Find the slope of the line given its graph. (1 point) Responses 8 8 −18 negative Start Fraction 1 over 8 End Fraction 18 Start Fraction 1 over 8 End Fraction 1
The slope of the line given its graph is negative.
To find the slope of a line given its graph, you can use the formula:
slope = (change in y)/(change in x)
First, we need to identify two points on the line. Let's choose two points labeled as (x1, y1) and (x2, y2).

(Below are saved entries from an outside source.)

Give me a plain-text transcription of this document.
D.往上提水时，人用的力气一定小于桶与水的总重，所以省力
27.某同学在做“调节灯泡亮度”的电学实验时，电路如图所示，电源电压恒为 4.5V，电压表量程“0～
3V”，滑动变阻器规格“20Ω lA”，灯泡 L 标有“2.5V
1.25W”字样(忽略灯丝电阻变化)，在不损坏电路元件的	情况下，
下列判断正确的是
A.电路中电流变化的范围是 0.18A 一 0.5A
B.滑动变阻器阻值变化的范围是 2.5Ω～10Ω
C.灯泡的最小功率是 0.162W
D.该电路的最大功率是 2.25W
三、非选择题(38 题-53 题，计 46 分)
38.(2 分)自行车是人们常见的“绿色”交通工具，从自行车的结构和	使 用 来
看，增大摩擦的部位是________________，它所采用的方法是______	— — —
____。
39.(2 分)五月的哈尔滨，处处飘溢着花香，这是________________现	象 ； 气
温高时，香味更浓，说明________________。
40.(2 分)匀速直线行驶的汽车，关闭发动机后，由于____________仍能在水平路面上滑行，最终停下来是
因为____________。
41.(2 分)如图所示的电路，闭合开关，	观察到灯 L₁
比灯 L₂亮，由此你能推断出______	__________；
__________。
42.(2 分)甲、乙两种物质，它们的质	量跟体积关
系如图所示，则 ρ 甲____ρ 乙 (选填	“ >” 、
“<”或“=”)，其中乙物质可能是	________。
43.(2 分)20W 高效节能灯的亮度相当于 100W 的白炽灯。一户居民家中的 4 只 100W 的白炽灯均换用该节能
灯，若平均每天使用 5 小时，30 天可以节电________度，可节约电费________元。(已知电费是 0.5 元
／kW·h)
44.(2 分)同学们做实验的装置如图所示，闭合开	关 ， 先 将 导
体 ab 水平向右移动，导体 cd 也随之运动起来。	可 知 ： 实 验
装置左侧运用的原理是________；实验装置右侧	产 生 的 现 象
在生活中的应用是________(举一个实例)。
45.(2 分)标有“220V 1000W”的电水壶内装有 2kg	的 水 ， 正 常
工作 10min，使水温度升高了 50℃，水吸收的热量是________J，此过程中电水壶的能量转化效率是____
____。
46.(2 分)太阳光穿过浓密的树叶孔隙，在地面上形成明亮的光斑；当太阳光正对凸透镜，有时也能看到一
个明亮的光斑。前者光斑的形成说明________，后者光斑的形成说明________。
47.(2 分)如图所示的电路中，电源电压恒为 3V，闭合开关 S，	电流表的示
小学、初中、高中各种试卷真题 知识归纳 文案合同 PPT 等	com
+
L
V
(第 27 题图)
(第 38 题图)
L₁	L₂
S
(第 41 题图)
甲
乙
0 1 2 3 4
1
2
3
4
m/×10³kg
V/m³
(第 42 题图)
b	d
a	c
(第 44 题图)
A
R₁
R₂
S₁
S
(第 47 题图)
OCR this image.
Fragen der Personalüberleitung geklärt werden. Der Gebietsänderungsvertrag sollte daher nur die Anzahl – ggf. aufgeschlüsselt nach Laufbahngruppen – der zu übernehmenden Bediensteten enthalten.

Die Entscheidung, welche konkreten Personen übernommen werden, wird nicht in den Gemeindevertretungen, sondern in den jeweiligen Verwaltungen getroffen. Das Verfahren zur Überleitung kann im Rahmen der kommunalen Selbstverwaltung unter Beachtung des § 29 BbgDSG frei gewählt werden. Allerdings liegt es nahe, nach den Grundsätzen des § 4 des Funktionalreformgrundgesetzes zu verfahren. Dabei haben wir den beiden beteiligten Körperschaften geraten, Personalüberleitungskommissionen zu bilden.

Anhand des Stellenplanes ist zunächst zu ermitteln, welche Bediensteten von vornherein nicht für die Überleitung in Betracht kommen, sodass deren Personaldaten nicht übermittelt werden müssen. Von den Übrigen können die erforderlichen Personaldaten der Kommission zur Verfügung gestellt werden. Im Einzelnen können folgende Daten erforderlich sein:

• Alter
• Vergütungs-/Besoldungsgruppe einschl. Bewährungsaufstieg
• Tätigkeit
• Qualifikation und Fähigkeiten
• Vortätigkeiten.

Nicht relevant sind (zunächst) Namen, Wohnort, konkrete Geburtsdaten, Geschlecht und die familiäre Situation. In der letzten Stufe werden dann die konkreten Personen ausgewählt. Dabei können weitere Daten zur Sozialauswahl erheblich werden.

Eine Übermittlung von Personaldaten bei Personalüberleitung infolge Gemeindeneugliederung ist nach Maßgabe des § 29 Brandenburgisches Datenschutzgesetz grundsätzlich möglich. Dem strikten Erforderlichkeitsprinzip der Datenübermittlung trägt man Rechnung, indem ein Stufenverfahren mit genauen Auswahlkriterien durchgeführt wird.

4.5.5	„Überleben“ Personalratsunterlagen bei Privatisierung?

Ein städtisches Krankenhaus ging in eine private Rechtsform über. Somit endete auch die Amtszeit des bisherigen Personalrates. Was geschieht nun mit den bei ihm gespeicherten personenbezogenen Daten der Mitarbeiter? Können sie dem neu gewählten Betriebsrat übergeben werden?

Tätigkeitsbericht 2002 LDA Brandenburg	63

Next, calculate the change in y by subtracting the y-coordinates of the two points:
change in y = y2 - y1
Similarly, calculate the change in x by subtracting the x-coordinates of the two points:
change in x = x2 - x1
Finally, plug the values of change in y and change in x into the formula to find the slope:
slope = (change in y)/(change in x)
Please provide the coordinates of the two points on the line so I can help you further.
To find the slope of a line given its graph, you need to identify two points on the line. Let's call these points (x₁, y₁) and (x₂, y₂). Once you have these two points, you can use the slope formula, which is:
slope = (y₂ - y₁) / (x₂ - x₁)
In this case, you haven't provided the specific points on the line. However, I can still help you interpret the given responses.
The responses are: 8, 8, -18, negative, Start Fraction 1 over 8 End Fraction, 18, Start Fraction 1 over 8 End Fraction, 1.
If we assume that these responses are the y-coordinates of two points on the line, we can choose (x₁ = 18, y₁ = 1) and (x₂ = 8, y₂ = 8) as our points.
Now we can plug these values into the slope formula:
slope = (8 - 1) / (8 - 18)
slope = 7 / -10
slope = -7/10
Therefore, the slope of the line, based on the assumed points, is -7/10.